A sismologia forense utiliza os princípios científicos do estudo dos movimentos que ocorrem na superfície da Terra para detetar explosões que não tenham sido provocadas pela própria natureza. Baseia-se no facto de que qualquer explosão ou terramoto, seja natural ou de origem humana, produz ondas que se propagam pela Terra, fazendo vibrar as partículas das rochas. Todos esses movimentos podem ser detetados através de máquinas especializadas, os sismógrafos. As características que essas máquinas leem desses movimentos podem ajudar a concluir qual é a sua origem.

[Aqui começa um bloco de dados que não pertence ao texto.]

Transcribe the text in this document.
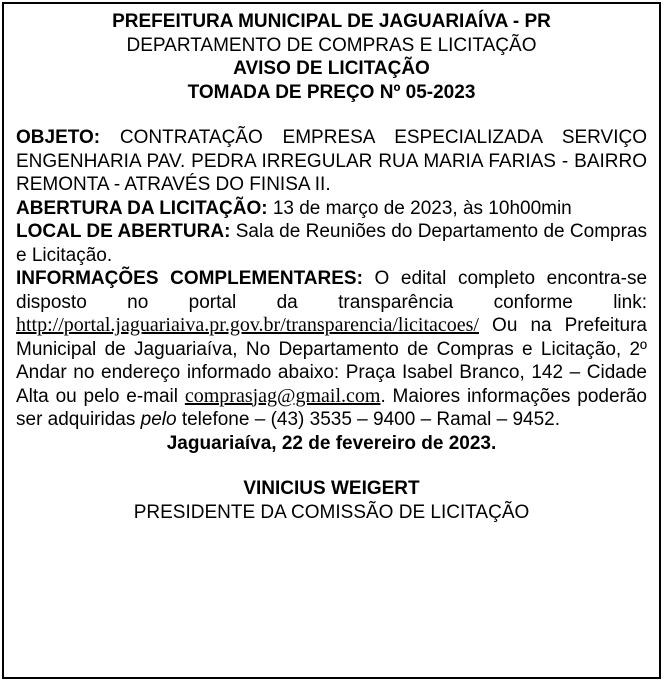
PREFEITURA MUNICIPAL DE JAGUARIAÍVA - PR
DEPARTAMENTO DE COMPRAS E LICITAÇÃO
AVISO DE LICITAÇÃO
TOMADA DE PREÇO Nº 05-2023
OBJETO: CONTRATAÇÃO EMPRESA ESPECIALIZADA SERVIÇO ENGENHARIA PAV. PEDRA IRREGULAR RUA MARIA FARIAS - BAIRRO REMONTA - ATRAVÉS DO FINISA II.
ABERTURA DA LICITAÇÃO: 13 de março de 2023, às 10h00min
LOCAL DE ABERTURA: Sala de Reuniões do Departamento de Compras e Licitação.
INFORMAÇÕES COMPLEMENTARES: O edital completo encontra-se disposto no portal da transparência conforme link: http://portal.jaguariaiva.pr.gov.br/transparencia/licitacoes/ Ou na Prefeitura Municipal de Jaguariaíva, No Departamento de Compras e Licitação, 2º Andar no endereço informado abaixo: Praça Isabel Branco, 142 – Cidade Alta ou pelo e-mail comprasjag@gmail.com. Maiores informações poderão ser adquiridas pelo telefone – (43) 3535 – 9400 – Ramal – 9452.
Jaguariaíva, 22 de fevereiro de 2023.
VINICIUS WEIGERT
PRESIDENTE DA COMISSÃO DE LICITAÇÃO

Podemos distinguir três tipos de ondas sísmicas: as ondas primárias (ondas P), as ondas secundárias (ondas S) e as ondas superficiais. As ondas P são ondas de compressão porque alternam entre uma fase de compressão e outra de rarefação. Por serem mais velozes, são também as primeiras a serem detetadas e conseguem atravessar tanto materiais sólidos como líquidos. Só depois é que se chegam as ondas S, que conseguem viajar a grandes profundidades no planeta Terra, mas são menos velozes e não se propagam em meio líquido. As ondas S também podem ser chamadas de ondas transversais e têm direção perpendicular. Por último, as ondas superficiais são as que causam os estragos durante um terramoto porque viajam apenas a profundidades muito curtas.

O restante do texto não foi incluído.